一方で、自分自身の「やわらかさ」への忌避感がある。ダイエットの名残りだ。だいぶリバウンドしてしまったので、肩の丸みとか、突き出した下腹とか、耐えられない部分はたくさんある。もう骨にふれることができない。まだ薄かった肉ごしに撫でさすった骨は、冷たく、硬く、わたしの正しさと強さを静かに肯定してくれていた。たぶんいまのわたしは、どれだけ他のことを努力したとしても、あのころの自己肯定感と自信を取り戻すことはできない。わたしは無意味で、だからこそ他に侵されない価値を確保してくれるルールから、徐々に脱落していった。それが過食などを伴う劇的なものでなかったことは、社会生活上は都合が良かったかもしれないが、わたしのわたしに対する失望感も呼び起こした。墜ちるときもだらしのない奴だ。
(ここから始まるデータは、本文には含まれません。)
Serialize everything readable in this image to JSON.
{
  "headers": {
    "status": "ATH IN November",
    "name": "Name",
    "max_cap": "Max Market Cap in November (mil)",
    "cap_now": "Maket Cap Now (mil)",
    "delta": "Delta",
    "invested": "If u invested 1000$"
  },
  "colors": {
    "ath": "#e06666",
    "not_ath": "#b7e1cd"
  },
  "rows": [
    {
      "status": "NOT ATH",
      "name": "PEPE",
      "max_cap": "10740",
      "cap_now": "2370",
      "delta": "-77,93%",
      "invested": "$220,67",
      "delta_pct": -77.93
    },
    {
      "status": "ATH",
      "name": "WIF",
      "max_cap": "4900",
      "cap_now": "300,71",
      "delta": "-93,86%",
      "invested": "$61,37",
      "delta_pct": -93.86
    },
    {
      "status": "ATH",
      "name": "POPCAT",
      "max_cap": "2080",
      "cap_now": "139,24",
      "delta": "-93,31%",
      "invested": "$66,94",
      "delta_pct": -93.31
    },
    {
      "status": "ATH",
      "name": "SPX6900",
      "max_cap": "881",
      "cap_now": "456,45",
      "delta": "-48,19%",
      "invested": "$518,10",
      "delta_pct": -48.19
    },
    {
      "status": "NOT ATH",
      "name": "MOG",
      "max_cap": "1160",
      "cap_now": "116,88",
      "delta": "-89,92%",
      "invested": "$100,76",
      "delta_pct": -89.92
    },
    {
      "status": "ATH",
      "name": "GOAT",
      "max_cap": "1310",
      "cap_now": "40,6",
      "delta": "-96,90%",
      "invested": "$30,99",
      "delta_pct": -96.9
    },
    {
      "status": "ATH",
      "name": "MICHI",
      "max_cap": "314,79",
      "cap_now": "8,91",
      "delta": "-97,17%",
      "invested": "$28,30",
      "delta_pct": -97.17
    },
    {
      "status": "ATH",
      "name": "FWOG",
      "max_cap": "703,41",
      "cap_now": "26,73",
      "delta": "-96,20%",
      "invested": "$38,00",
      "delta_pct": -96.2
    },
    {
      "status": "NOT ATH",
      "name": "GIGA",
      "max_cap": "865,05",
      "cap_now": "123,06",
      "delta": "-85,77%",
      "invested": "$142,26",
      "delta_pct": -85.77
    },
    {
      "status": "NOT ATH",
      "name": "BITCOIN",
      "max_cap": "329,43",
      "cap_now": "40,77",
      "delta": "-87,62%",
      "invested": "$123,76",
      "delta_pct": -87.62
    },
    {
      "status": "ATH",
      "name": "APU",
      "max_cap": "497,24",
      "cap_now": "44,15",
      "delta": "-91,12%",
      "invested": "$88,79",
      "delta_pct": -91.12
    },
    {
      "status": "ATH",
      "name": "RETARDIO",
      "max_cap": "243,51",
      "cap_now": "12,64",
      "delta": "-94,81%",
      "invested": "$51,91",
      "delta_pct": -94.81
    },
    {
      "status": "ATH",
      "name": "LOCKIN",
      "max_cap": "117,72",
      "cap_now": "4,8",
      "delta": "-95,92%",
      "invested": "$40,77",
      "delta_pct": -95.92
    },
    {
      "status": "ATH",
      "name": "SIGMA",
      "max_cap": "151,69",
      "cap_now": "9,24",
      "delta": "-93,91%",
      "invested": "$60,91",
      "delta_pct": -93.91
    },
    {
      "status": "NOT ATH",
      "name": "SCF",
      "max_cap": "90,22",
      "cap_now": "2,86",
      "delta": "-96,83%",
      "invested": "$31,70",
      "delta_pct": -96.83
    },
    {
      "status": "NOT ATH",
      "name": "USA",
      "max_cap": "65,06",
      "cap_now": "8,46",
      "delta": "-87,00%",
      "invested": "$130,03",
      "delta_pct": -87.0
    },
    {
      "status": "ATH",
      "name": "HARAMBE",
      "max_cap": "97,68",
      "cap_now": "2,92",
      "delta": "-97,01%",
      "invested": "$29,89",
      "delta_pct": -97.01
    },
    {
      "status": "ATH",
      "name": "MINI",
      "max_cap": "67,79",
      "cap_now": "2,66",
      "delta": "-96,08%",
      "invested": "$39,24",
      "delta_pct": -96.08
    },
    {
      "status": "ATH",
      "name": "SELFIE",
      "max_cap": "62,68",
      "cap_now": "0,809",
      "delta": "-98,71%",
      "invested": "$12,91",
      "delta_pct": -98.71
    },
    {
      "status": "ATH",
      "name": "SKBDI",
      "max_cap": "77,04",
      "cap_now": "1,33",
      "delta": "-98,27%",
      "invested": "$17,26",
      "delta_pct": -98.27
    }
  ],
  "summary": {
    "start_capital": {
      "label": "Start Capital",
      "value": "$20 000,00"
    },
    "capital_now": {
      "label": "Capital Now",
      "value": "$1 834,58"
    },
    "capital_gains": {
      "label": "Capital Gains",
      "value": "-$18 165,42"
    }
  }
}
抱き合うには、お互いに「やわらかい」ほうがいいだろう。すっかりと、隅々までくっつくことができるから。そしていっさいの生命をあますところなく感じとることができるから。この「やわらかさ」はけして、肉体的なことを指しているのではない。わたしの心は、昔も今も硬い。占星術に興味を持っているが、リラクゼーションやヒーリングは苦手だ。リラックスをするにもある種の才能、もしくは訓練が必要なのではないか。美容院のマッサージや、温泉に浸かることは好きだ。素直に気持ちいい。だけど形のないものは不安だ。わたしのことをゆるしてくれる存在など求めていない、とも思う。常に脳みそに冷たい薬液を流し込んで、神経系に電気を張り巡らせて、覚醒させていてほしい。わたしが規律正しい人間だからではない、わたしが節操のない、不埒な人間だからだ。

ふれ合うこと。境界を曖昧なまま門扉を解放すること。与えられるのと同量を与えること。コントロールはできず、浸透圧に沿って自動的に感情は溢れ出していき、流れ込んでくる。わたしはやっぱりそれが、こわい。